Она тронула, поправляя, фиалки.
– Так и не воткнула, - говорила она.
– Легла в темноте на койку. Закрыла глаза. Но чуть погодя встала. Подложить ему что-нибудь под башку. И укрыть.
– Почему?
– спросил он.
Она ошпарила его взглядом, таким же оправдывающим и гневным, как несколько минут назад. Потом сказала:
– Так я ж говорю. До меня вдруг дошло, что он просто не мог сдержаться. Не мог не разбить чашку.
Она помолчала.
– Есть вещи, которые невозможно выдержать, - добавила она.
Она нахмурилась, потом сказала.
– Я могла догадаться. Что он не сможет выдержать. Когда он умер...
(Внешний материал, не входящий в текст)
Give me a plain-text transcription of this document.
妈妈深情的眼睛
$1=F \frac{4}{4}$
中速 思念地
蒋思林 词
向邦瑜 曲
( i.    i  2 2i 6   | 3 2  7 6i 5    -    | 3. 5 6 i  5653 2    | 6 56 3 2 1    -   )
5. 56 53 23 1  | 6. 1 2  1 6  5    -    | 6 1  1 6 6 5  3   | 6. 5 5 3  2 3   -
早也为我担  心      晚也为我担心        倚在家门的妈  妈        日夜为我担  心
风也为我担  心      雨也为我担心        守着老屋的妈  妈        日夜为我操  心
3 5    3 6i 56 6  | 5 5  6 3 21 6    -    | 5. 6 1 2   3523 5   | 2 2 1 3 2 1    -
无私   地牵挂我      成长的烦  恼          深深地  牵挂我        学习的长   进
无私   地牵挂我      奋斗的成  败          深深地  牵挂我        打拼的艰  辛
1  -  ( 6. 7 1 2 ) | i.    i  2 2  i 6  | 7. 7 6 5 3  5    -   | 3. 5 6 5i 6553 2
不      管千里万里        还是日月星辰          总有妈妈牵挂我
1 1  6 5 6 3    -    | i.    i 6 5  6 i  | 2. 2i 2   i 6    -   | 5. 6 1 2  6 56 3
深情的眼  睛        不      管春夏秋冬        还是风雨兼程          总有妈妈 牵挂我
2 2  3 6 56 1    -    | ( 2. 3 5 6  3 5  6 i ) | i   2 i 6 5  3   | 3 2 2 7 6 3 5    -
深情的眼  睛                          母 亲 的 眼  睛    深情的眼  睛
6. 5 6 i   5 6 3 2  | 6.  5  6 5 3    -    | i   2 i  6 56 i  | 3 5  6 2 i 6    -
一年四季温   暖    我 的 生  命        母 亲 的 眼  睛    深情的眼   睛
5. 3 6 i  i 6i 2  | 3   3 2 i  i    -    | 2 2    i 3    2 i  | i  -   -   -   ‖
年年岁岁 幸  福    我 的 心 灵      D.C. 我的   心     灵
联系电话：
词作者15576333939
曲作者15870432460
Она замолчала. Поглядела на чашку, потом на холмик под чашкой.
– Кто?
– спросил Адам.
Она подняла на него взгляд, в котором сквозил укор за его тупость, или забывчивость.
– Мальчик, - сказала она.
– Ему было два года, и он умер.
Она смотрела на землю. Палец её опять заходил по краю чашки. Он слышал её дыхание. Мало того, он и свое слышал. Под сенью дуба померк полуденный свет.
– Он, - сказала она.
– Кто?
– спросил он.
– Он, муж, - сказала она, - он не мог молиться за мальчика - за Джо его звали Джотам37 - за то, чтобы он выздоровел. У него горло распухло, и он задохнулся. Я про Джо. А муж мой, он не мог молиться. Знаете, что он говорил?
– Нет.
– Он говорил: "Мир - не место для молитв".
Она помолчала. Потом сказала:
– И Джо, он умер. А он потом - мой муж - он так и не заплакал. Я ему говорю - ты хоть поплачь. Так знаете, что он мне сказал?
– Нет, - сказал Адам.
– Он сказал: "Мир - не место для слез".
Она встала рывком. Рассеянно поглядела на чашку с фиалками, потом на сияющее солнце.
– Может, и не место, - сказала она.
И сердито обернулась к Адаму.
– Все не так, как нам кажется!
– вскричала она.
И замолчала, пристально вглядываясь в его лицо.
– Вы знали об этом?
– спросила она.
– Но Джотам, он умер. И мы похоронили его здесь. Ему так здесь нравилось. Обожал возиться в земле и играть с желудями.